'You need a COVID-19 test' – facing the words you don't want to hear

Driving to get a COVID-19 test feels like I’m on my way to do an illicit drug deal.

I’ve been given instructions to find an underground carpark in the backstreets of North Ryde, a Sydney suburb that’s become pharmaceutical heartland.

Of course, with my symptoms, I knew that any good doctor would recommend testing.

COVID-19


On the car seat beside me is a pathology request form, which I had to email to the clinic beforehand. Typing “covid19” into the email address bar made the knot in my stomach tighten – like a woman condemned, loitering on the court-room steps waiting for her final judgement.

It all happened so fast: a sore throat and runny nose, a slight fever and then a couple of days in bed, aching and tired. It felt no more than a touch of the flu and when I eventually got a hold of my doctor on the phone, at 6pm the night before, I was still hoping to hear the words, “don’t be silly! Of course you don’t need a coronavirus test.”

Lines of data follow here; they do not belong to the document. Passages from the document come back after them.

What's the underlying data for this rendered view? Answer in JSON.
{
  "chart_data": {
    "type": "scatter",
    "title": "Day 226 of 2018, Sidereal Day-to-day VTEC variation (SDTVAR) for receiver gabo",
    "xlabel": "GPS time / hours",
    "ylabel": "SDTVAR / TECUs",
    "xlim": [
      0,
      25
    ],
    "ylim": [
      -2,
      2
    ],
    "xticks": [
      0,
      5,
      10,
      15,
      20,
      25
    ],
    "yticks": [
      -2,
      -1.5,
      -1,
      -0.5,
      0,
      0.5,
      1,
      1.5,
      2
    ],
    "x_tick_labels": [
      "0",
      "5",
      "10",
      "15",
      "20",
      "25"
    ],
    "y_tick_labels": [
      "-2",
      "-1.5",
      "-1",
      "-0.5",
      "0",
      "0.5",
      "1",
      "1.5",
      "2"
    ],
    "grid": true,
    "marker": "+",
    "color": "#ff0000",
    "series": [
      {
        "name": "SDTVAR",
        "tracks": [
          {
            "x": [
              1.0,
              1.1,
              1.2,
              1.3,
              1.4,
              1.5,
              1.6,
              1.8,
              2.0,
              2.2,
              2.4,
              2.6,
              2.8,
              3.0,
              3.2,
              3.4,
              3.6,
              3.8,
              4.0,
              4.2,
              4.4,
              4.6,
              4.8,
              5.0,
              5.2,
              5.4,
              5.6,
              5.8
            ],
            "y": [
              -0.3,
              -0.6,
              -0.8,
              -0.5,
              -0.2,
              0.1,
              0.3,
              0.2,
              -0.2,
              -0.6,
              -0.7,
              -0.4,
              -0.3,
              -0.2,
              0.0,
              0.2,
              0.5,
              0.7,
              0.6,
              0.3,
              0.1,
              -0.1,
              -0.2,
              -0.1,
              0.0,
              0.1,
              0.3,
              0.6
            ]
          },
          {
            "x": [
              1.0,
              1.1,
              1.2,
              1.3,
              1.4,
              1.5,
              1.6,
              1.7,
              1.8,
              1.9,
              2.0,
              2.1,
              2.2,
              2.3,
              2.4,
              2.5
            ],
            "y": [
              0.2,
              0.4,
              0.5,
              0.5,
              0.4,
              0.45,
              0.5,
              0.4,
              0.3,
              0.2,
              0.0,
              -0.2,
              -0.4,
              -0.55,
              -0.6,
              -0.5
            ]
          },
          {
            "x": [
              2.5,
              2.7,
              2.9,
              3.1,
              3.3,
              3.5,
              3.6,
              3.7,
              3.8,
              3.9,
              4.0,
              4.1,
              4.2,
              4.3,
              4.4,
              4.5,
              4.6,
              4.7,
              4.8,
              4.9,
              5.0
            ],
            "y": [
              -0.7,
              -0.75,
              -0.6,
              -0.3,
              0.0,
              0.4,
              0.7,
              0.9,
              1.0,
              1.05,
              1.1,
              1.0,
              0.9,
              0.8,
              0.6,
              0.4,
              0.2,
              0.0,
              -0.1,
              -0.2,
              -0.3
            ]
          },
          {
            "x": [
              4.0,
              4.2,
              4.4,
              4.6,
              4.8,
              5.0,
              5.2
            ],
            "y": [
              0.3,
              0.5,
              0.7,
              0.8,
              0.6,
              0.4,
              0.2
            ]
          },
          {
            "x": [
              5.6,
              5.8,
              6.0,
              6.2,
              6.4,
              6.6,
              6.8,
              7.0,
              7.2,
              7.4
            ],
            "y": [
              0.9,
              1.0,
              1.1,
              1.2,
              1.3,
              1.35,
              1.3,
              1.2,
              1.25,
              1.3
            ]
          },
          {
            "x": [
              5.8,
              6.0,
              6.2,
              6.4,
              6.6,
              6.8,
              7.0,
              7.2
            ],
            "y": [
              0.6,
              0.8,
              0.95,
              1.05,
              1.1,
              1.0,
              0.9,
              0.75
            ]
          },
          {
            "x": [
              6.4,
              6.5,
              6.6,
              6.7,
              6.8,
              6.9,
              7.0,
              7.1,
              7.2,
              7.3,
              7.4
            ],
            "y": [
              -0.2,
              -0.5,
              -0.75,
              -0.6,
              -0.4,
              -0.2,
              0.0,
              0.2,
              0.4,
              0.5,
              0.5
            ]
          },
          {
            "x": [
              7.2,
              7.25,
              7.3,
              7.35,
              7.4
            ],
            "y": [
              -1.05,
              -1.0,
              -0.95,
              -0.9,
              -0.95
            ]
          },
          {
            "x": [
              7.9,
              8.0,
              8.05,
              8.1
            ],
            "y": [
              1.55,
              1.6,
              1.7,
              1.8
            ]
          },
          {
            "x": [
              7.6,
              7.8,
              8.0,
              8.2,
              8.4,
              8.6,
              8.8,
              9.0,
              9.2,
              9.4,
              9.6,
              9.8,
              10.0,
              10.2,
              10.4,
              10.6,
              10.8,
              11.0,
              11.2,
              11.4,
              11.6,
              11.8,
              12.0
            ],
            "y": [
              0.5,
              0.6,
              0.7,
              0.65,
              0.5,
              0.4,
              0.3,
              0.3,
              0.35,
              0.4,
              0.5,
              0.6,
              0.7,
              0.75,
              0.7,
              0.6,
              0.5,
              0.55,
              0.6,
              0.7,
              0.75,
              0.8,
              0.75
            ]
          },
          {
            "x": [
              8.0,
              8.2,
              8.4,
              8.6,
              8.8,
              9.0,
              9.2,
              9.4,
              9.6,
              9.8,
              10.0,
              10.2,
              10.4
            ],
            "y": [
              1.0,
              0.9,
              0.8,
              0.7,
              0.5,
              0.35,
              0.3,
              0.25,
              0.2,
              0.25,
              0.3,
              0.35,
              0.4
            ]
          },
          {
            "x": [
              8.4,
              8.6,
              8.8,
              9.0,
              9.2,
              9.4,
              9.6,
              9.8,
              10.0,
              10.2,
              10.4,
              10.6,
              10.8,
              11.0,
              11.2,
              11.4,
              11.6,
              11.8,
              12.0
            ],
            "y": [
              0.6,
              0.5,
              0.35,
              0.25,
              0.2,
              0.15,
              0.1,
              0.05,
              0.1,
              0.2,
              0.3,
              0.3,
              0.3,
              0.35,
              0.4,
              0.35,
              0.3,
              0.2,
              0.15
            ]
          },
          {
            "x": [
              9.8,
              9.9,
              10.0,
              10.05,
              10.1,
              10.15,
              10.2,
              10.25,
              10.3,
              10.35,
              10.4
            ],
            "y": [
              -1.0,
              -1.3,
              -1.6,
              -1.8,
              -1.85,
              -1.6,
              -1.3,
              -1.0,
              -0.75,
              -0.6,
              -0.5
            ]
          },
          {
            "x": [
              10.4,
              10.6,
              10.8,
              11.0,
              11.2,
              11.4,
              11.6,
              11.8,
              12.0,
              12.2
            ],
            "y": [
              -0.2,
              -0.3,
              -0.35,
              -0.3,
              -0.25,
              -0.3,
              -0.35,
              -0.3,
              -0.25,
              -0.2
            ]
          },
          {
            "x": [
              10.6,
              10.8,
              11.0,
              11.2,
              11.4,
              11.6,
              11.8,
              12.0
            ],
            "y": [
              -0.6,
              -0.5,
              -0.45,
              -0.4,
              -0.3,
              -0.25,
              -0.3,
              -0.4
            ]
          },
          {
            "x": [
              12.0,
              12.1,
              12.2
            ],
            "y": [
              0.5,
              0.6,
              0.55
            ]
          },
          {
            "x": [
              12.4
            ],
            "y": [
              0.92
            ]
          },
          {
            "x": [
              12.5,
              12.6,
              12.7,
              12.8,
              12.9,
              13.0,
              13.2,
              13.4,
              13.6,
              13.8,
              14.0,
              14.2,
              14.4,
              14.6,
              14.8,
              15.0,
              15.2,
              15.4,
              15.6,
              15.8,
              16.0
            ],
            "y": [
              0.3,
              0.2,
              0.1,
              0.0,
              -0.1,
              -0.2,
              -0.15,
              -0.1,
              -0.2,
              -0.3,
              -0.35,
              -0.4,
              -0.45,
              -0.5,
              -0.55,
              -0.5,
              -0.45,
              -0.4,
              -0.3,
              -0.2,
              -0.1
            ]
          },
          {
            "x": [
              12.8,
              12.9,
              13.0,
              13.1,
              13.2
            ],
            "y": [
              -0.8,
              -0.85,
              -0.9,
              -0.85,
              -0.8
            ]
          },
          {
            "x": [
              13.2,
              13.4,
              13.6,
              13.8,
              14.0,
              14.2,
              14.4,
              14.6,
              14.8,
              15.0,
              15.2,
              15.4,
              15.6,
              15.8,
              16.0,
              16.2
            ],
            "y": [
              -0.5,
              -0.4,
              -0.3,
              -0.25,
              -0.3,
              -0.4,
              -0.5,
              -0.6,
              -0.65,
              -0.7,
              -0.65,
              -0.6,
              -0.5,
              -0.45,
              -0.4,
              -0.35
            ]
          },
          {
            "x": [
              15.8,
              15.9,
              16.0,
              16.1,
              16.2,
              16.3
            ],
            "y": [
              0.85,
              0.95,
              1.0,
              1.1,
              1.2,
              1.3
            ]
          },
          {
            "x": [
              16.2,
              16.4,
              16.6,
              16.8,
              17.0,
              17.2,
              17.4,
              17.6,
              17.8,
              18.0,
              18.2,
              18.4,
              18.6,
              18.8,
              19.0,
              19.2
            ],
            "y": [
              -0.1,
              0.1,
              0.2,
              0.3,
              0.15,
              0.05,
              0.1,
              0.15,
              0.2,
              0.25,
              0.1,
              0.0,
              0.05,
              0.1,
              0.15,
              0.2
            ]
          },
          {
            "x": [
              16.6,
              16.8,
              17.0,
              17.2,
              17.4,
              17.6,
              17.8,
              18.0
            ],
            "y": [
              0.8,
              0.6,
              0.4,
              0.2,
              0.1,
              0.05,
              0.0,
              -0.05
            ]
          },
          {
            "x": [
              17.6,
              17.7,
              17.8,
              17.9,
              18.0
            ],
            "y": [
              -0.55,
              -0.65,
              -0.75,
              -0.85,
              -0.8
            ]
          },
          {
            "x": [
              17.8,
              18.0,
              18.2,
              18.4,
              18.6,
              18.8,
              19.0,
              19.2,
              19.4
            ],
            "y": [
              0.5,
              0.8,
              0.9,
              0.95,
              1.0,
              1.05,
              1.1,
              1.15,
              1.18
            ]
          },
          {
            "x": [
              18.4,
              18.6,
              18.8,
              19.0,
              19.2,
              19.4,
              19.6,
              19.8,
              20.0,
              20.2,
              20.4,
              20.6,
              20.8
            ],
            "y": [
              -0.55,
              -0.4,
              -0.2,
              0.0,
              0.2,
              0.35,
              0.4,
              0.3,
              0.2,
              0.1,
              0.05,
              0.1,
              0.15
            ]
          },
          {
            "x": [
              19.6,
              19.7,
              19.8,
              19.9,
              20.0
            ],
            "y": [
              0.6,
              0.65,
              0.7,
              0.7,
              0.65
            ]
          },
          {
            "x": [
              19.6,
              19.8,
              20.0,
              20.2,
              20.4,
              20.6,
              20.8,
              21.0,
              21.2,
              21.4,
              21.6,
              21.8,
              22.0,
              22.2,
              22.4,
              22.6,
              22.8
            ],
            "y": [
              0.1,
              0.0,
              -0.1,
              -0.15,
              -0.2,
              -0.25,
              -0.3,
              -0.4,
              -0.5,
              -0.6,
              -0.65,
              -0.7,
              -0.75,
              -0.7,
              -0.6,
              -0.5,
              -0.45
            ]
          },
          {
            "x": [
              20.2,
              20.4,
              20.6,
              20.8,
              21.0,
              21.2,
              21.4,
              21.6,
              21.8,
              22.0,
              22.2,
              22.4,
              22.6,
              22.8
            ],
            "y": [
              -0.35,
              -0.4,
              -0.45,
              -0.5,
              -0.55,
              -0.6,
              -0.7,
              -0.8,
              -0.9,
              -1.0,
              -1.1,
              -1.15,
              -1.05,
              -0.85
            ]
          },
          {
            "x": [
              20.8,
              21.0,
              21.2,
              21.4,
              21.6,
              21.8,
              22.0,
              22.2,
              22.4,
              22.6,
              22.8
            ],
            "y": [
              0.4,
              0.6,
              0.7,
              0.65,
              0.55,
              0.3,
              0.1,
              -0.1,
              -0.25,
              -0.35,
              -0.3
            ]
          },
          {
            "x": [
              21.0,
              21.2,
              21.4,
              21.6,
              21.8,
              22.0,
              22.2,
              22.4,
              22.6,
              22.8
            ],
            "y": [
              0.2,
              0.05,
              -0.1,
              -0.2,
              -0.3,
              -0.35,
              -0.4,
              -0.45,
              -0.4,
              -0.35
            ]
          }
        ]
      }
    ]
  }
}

But of course, with my symptoms, I knew that any good doctor would recommend testing.

And so now I’m on the three-lane highway, with the road ahead engulfed by dark clouds. A sudden downpour of rain begins and I turn the wipers on high.

Squinting through the filmy windscreen, I make a left turn at the demand of my GPS. Soul-less buildings crowd a few dead-end streets. I pull over to double-check the map on the pathology clinic’s website.

A couple of cars ease past me tentatively. No doubt we’re all looking for the same carpark, driving incognito, alone, edgy.

I join the COVID queue and am ushered into the carpark by a man in a mask, gown and gloves. He sweeps his arms like an aircraft marshal to usher me into a car spot. There are barriers around the edge of the carpark covered by thin red material ­­– just like the paper hats I’ve had to don for hospital surgeries to show my penicillin allergy.

I fumble to turn off the radio and find the window control as the collector who waved me in waits calmly outside my door. When I eventually get the window down, he takes my form and tells me it won’t be long.

Through the large window of the building in front of me, I see piles of cardboard boxes. COVID-19 testing kits, I presume.

The collector returns before I know it. He tells me to tilt my head back on the headrest. “This will feel weird, but don’t fight the weirdness,” he says while inserting a long swab inside my right nostril.

Just when I’m sure he’s hit my brain, he deftly removes the swab, bags it, says I’m done and tells me to drive safely. “That’s it?” I think.

Having spent the past 15 hours haunted by the possibility of ventilators and hospitalisation, it’s a limp ending.

I sit in the carpark for a few minutes, in case someone rushes out to say they need to do more tests or get more information.

When no-one does, I edge out of the carpark and head home to no-man’s land ­– the 24-to-36 hours until my results come back.

My health is out of my hands; it is in the hands of someone greater …

Out of nowhere, the rain pours down again – a heavy, brief shower drumming on the roof. In the car, on the highway, I feel small and vulnerable. In front of me, the heaving, grey bulk of cloud still looms.

But the rain stops as suddenly as it started and a surprising gleam of sunlight backlights a section of the sky. The clouds in my eyeline beam luminous and golden, like a Renaissance painting.

I am reminded that, just like the weather, while the fate of my test or even my health is out of my hands, it is in the hands of someone greater ­– those of the artist who sweeps the sky radiant and sends drenching rain to nourish parched earth.

The words of Psalm 46, which have been clinging to my heart through this whole COVID-19 season, surface once again: “There is a river whose streams make glad the city of God, the holy place where the Most High dwells. God is within her, she will not fall; God will help her at break of day.”